El Delage está al sol, aparcado en batería contra el bordillo. Lo rodeo. El polvo de Francia, negro de aceite, se adhiere a los tambores del freno. Una película de insectos muertos tapiza los faros. Lo conduzco hacia casa. Es como un camión. Supongo que la gente en los cafés me está observando. Estoy un poco nervioso. Naturalmente, se cala en la esquina. Trato de arrancarlo. Un motorista pasa por mi lado y mira.
A media tarde llaman desde París. Es Dean. Se oye mal; su voz suena estridente.
—¿Qué tal está París?
—Dios, lleno de gente —dice—. Hay un millón de turistas aquí.
—¿En serio?
—Deberías ver los coches.
—¿Has hecho la reserva sin problemas?
—Sí —dice—, todo en orden. Salgo a las siete y media. Me han tomado por francés, qué maravilla. Creo que es porque llevo mi camisa negra. Bueno, quizá sea porque está algo sucia…
—Es por tu corte de pelo.
—Tienes razón. Escucha, gracias por todo. Ya echo de menos todo aquello. Te escribiré una larga carta.
—Estupendo.
El atardecer es apacible y claro. Me han invitado a cenar los Job.

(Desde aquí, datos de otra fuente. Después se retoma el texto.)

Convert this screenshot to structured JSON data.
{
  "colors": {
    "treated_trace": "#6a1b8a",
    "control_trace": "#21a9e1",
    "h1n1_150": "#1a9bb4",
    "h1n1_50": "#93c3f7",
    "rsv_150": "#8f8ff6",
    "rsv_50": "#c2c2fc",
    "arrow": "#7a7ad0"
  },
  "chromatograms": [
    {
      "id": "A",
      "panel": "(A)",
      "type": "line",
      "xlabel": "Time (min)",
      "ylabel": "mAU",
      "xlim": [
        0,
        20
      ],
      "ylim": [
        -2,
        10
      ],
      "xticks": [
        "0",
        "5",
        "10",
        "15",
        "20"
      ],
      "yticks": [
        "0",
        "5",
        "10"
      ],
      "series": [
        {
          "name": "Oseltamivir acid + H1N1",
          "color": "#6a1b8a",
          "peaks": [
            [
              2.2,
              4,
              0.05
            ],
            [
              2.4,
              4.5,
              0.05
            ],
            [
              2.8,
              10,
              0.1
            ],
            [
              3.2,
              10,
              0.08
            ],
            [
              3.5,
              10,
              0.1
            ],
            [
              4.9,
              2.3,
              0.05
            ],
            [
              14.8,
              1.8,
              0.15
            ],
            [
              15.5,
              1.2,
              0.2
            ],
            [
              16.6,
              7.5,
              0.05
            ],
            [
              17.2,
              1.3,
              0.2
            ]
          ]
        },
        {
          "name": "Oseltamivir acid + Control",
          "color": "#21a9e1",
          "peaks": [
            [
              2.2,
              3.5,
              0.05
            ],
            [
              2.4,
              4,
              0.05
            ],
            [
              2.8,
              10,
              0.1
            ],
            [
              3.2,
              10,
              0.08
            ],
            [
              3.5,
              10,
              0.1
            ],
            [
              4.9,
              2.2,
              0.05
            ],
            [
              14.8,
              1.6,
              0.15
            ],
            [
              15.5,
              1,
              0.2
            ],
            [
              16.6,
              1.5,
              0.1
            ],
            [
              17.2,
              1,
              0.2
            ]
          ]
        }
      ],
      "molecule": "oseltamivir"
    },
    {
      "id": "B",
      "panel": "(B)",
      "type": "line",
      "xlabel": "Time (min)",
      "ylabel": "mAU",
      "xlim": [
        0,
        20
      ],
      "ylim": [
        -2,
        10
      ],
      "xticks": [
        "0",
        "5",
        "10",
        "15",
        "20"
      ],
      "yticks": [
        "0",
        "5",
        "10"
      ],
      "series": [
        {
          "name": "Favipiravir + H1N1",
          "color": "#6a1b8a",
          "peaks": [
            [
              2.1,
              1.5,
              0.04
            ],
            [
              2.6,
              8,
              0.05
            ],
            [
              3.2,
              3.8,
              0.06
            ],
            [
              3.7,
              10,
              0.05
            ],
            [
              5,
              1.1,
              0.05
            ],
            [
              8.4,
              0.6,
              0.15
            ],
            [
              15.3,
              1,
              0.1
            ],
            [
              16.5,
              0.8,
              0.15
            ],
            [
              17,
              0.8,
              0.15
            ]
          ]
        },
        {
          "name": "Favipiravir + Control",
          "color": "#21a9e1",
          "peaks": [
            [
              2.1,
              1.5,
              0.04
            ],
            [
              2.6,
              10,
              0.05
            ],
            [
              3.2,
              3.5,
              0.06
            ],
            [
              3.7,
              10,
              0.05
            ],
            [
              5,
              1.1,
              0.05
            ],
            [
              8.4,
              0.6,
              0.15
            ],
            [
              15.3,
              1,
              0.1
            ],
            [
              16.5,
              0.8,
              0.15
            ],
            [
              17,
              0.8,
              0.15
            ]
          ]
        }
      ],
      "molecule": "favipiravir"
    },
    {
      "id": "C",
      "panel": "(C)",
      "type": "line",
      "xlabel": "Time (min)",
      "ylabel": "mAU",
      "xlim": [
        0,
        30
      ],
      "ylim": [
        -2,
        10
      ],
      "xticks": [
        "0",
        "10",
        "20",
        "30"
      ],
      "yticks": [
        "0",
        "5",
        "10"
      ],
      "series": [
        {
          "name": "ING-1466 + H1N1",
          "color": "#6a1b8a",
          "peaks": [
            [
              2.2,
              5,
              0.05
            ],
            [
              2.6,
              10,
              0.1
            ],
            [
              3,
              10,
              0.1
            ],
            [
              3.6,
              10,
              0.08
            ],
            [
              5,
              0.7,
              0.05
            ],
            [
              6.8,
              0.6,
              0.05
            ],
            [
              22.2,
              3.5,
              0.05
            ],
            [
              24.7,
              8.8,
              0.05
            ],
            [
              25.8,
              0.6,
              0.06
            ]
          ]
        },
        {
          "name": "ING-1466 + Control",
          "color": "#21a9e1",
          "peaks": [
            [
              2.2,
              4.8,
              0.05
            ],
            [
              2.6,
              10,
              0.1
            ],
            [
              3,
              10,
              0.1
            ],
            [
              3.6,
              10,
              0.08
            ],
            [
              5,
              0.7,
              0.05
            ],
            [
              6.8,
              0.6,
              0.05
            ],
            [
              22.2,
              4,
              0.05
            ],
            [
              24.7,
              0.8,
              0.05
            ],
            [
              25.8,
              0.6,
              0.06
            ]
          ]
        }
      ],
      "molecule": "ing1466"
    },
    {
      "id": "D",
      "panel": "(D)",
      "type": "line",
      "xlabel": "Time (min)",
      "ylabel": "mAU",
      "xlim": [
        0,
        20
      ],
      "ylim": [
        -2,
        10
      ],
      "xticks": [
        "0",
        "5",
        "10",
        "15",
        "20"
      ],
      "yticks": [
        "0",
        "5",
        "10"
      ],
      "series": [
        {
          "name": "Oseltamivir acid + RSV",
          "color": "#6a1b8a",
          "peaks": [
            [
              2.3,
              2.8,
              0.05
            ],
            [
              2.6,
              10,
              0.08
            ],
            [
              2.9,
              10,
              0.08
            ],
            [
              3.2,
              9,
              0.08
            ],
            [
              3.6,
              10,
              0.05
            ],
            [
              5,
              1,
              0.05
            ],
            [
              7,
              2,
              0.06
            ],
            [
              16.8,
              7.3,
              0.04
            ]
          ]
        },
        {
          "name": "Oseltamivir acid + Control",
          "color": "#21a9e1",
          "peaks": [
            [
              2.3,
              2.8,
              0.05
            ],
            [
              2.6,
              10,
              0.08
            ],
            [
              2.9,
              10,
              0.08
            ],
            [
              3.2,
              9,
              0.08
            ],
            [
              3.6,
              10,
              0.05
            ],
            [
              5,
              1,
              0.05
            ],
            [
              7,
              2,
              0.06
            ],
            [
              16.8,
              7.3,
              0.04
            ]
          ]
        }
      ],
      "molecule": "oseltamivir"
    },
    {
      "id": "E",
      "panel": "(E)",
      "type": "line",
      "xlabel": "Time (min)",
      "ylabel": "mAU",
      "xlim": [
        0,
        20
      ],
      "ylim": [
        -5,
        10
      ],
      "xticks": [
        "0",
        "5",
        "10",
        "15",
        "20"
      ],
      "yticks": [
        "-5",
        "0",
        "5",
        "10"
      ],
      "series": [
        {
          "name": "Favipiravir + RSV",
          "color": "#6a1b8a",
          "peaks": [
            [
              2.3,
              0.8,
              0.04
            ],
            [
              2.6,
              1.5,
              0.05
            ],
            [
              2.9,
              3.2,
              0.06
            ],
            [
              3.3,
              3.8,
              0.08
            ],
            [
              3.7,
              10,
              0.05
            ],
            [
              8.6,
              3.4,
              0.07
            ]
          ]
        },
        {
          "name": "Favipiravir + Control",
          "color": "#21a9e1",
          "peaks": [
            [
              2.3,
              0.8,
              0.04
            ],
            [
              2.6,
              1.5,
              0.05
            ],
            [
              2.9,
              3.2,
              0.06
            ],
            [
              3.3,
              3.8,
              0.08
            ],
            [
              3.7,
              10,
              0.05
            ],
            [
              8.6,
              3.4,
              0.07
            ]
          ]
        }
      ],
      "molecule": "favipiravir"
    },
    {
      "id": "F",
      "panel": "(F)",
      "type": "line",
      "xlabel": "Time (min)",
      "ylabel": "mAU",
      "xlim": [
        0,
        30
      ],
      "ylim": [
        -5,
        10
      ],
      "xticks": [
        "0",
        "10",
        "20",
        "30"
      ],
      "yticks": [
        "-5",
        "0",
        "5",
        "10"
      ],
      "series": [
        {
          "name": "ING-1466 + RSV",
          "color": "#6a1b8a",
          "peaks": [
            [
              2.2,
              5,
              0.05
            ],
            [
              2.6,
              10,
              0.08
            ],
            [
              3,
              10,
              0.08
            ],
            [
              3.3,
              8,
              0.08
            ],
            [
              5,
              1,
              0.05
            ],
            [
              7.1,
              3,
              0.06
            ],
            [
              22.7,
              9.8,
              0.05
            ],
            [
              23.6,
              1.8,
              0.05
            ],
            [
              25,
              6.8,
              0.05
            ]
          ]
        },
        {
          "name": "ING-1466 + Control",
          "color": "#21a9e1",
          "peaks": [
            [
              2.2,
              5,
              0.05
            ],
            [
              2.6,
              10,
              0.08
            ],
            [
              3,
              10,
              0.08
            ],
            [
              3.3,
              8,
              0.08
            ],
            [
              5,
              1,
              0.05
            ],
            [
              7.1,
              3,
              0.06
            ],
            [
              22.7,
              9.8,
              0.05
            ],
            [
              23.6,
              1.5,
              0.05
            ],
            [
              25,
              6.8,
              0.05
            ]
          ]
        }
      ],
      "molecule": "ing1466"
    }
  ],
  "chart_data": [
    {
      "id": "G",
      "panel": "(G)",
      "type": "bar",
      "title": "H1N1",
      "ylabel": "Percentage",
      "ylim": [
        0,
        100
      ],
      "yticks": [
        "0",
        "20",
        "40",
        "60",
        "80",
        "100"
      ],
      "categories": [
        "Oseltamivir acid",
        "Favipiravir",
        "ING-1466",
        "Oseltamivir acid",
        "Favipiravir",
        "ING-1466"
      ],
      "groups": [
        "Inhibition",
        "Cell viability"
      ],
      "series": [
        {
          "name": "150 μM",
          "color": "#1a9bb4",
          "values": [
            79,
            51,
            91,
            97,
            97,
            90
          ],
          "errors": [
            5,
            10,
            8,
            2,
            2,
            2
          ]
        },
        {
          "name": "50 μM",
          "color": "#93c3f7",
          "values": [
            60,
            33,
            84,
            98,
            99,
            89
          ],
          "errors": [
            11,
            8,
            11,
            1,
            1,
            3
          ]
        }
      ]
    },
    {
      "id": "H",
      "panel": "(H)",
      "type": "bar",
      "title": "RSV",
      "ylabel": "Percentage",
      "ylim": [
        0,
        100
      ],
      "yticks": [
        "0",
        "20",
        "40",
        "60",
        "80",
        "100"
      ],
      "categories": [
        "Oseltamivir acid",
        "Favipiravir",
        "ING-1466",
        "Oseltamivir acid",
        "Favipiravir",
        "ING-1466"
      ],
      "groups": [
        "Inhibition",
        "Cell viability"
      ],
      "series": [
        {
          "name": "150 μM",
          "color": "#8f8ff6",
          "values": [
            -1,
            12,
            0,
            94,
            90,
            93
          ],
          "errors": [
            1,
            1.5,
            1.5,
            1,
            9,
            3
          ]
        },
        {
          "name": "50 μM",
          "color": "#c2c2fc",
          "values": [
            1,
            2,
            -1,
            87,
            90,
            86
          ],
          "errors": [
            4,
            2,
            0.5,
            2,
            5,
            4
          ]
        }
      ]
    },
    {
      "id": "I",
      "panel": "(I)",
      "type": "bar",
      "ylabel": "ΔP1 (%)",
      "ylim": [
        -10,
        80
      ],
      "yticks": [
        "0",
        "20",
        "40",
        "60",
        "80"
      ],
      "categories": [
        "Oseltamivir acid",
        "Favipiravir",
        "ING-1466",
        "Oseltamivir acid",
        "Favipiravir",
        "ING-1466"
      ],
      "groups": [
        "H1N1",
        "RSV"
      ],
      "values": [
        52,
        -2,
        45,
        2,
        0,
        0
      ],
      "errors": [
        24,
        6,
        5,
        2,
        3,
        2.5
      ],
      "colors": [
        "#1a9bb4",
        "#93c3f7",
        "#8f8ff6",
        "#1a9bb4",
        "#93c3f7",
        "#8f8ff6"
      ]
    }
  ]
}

Salgo de casa hacia las siete. Tengo mucho tiempo. Las calles parecen extrañamente calladas, tal vez ya no escucho. Place du Carrouge. Al cruzar por la esquina del fondo, miro hacia arriba. Los postigos de Anne-Marie están cerrados. No sé si ella está ahí. Sé que ahora volverá a su casa los fines de semana, caminando al anochecer desde la estación, las bicicletas zigzagueando al adelantarla, voces bajas. Cambia de mano la maleta, el peso descompone un poco sus andares, su paso es casi torpe. Lleva tacones altos. Tarda casi media hora, recorre el último trecho por la orilla. El agua del canal está remansada. La luz mengua. Golondrinas sobrevuelan los campos en la oscuridad. Madame Job, con la cara ladeada, me recibe en la puerta.
Antes de que Dean embarcara, el sol se ponía ya en Orly. No había casi viento. Una calma vasta, malévola. A lo lejos, azul como el invierno, los tejados borrosos de la ciudad. Humo. El este oscureciendo. A bordo del avión todo es brillante. Dean ocupa un asiento de ventanilla cuando el avión avanza, en la quietud de la noche, hacia la pista, y las grandes ruedas botan sobre las junturas de cemento. La señal de abrochar los cinturones está encendida. También la de NO FUMAR. Súbitamente, mi imaginación, presa del pánico, pasa velozmente de una cosa a otra. He seguido a Dean durante tanto tiempo que soy sensible a los peligros. Viran ágilmente en dirección a la pista de despegue. Se pone en marcha toda la perfecta maquinaria de vuelo. Tiemblan las alas gigantescas, gráciles. Los motores rugen. Y ahora, en el último momento, el avión empieza a moverse, lentamente, con una majestuosidad que no soporto, y durante un largo rato parece que no acelera, hasta que de pronto corre por la pista, se eleva, abandona el suelo. Asciende en vertical. Lo acoge la suave oscuridad del cielo veraniego. Las luces se atenúan, y también el sonido, y por fin toda Francia, ahora invisible, silenciosa, la Francia de todas las estaciones, profundamente sumida en el silencio de la noche, queda atrás.